Gazze’ye yönelik şiddetli akınlarını sürdüren İsrail’in, Kuzey Jabalia’daki bir okula düzenlediği hücumda ortalarında iki bayan ve iki çocuğun da bulunduğu en az sekiz kişi hayatını kaybetti. İsrail Başbakanı Binyamin Netanyahu’nun Ofisi, ortalarında Mossad ve Shin Bet güvenlik ünitelerinin şeflerinin de bulunduğu üst seviye bir heyeti ateşkes görüşmeleri için Katar’a göndereceğini açıkladı.
İsrail Başbakanı Binyamin Netanyahu’nun Ofisi, ortalarında Mossad ve Shin Bet güvenlik ünitelerinin şeflerinin de bulunduğu üst seviye bir heyeti, Gazze’de tutulan esirlerin hür bırakılmasını sağlayacak ateşkes muahedesi çerçevesinde görüşmelerde bulunmak üzere Katar’a göndereceğini açıkladı. Netanyahu’nun Ofisi’nin bu açıklaması, ABD Başkanı seçilen Donald Trump’ın Orta Doğu temsilcisi Steve Witkoff’un, Gazze’de ateşkes sağlanması için diplomatik gayretlerini sürdürmek emeliyle Netanyahu ile görüşmesinin akabinde geldi.
TRUMP, YEMİN MERASİMİNDEN EVVEL ATEŞKESİN YAPILMASINI İSTİYOR
Bir ABD’li haber kuruluşunun İsrailli yetkililere dayandırdığı habere nazaran, Trump’ın elçisi Witkoff, Netanyahu’ya Trump’ın 20 Ocak’taki yemin merasiminden evvel ateşkes muahedesi için baskı yapıyor. İsrailli bir yetkili, “Witkoff, şu anda müzakerelerde çok kıymetli bir rol oynuyor ve Trump’ın baskısını uyguluyor” dedi.
Ziyaret hakkında bilgi sahibi bir kaynak, Batı medyasına Witkoff’un 10 Ocak Cuma günü Doha’da Katar Başbakanı Pir Muhammed bin Abdulrahman bin Jassim Al Thani ile de görüştüğünü söyledi.
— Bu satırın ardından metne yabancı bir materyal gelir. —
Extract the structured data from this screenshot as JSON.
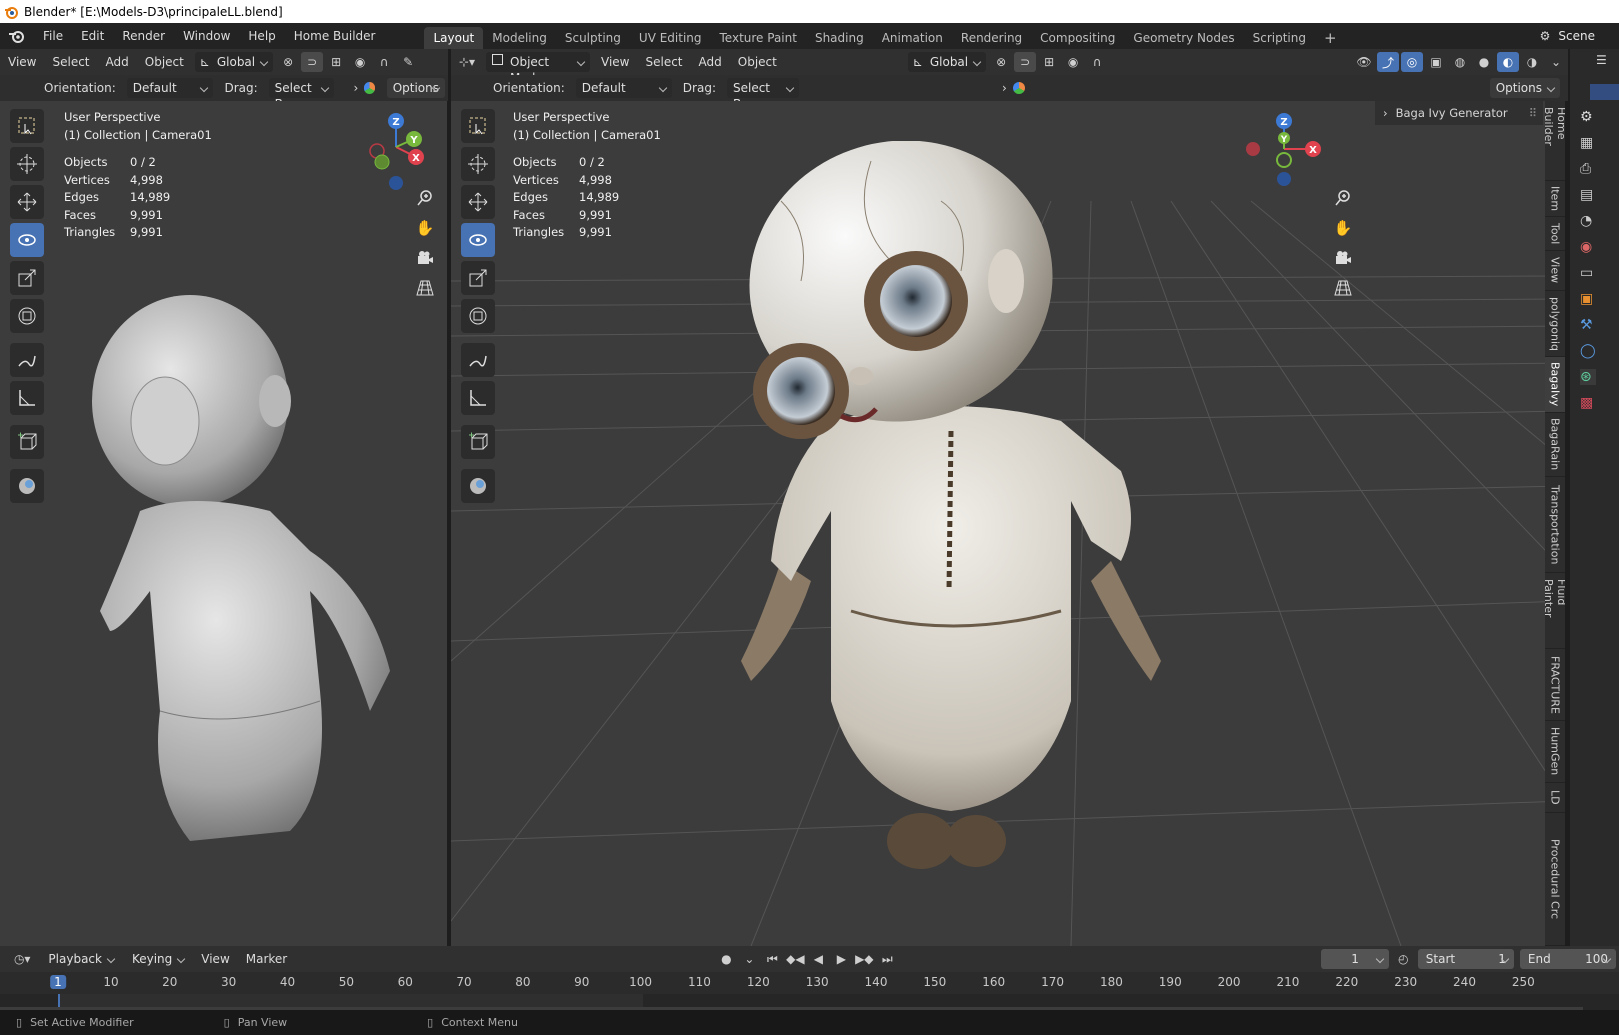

İSRAİLLİ YETKİLİ: “GÖRÜŞMELERDE ‘İLERLEME’ KAYDEDİLİYOR”
İsrailli bir yetkili The Jerusalem Post gazetesine yaptığı açıklamada, heyet gönderme kararının Doha’daki müzakere görüşmelerinde kaydedilen ilerleme ve yeni gelişmelerden kaynaklandığını söyledi. Yetkili, “Eğer gerçek bir ilerleme olmasaydı, Netanyahu rehine muahedesi görüşmeleri için Doha’ya bir heyet göndermeye karar vermezdi” dedi.
İSRAİL’İN TAARRUZLARINDA EN AZ 8 KİŞİ ÖLDÜ
İsrail’in Kuzey Jabalia’daki Zainab al-Wazir okuluna düzenlediği taarruzunda ortalarında iki bayan ve iki çocuğun da bulunduğu en az sekiz kişi öldü. Gazze Sivil Savunması üyesi Mahmud Basel, İsrail’in Gazze’de sığınağa dönüştürülen okullara saldırmaya devam etmesine dünyanın sessiz kalmasını eleştirdi. Basel, “Okullara saldırmak ve gaye almak İsrail güçleri tarafından işlenmeye devam eden hatalardır. Yerlerinden edilmiş insanları barındıran sığınaklarımız ve okullarımız maksat alınırken tüm dünya bunu sessizce izliyor” dedi.
Birleşmiş Milletler (BM), Gazze’nin kuzeyinde kıtlığın yayıldığı, bebekler ve Filistinli ailelerin yetersiz beslenme ve açlıktan öldüğü ikazında bulundu. BM, İsrail’i Gazze Şeridi’ne besin yardımı girmesine müsaade vermeyerek açlık krizini daha da kötüleştirmekle suçladı.
Batı Şeria’daki İsrailli yerleşimciler ise Filistinli çiftçilere saldırarak, Beytüllahim kentinin doğusundaki Kisan köyünde çadırlarını ve hayvan ahırlarını yaktı.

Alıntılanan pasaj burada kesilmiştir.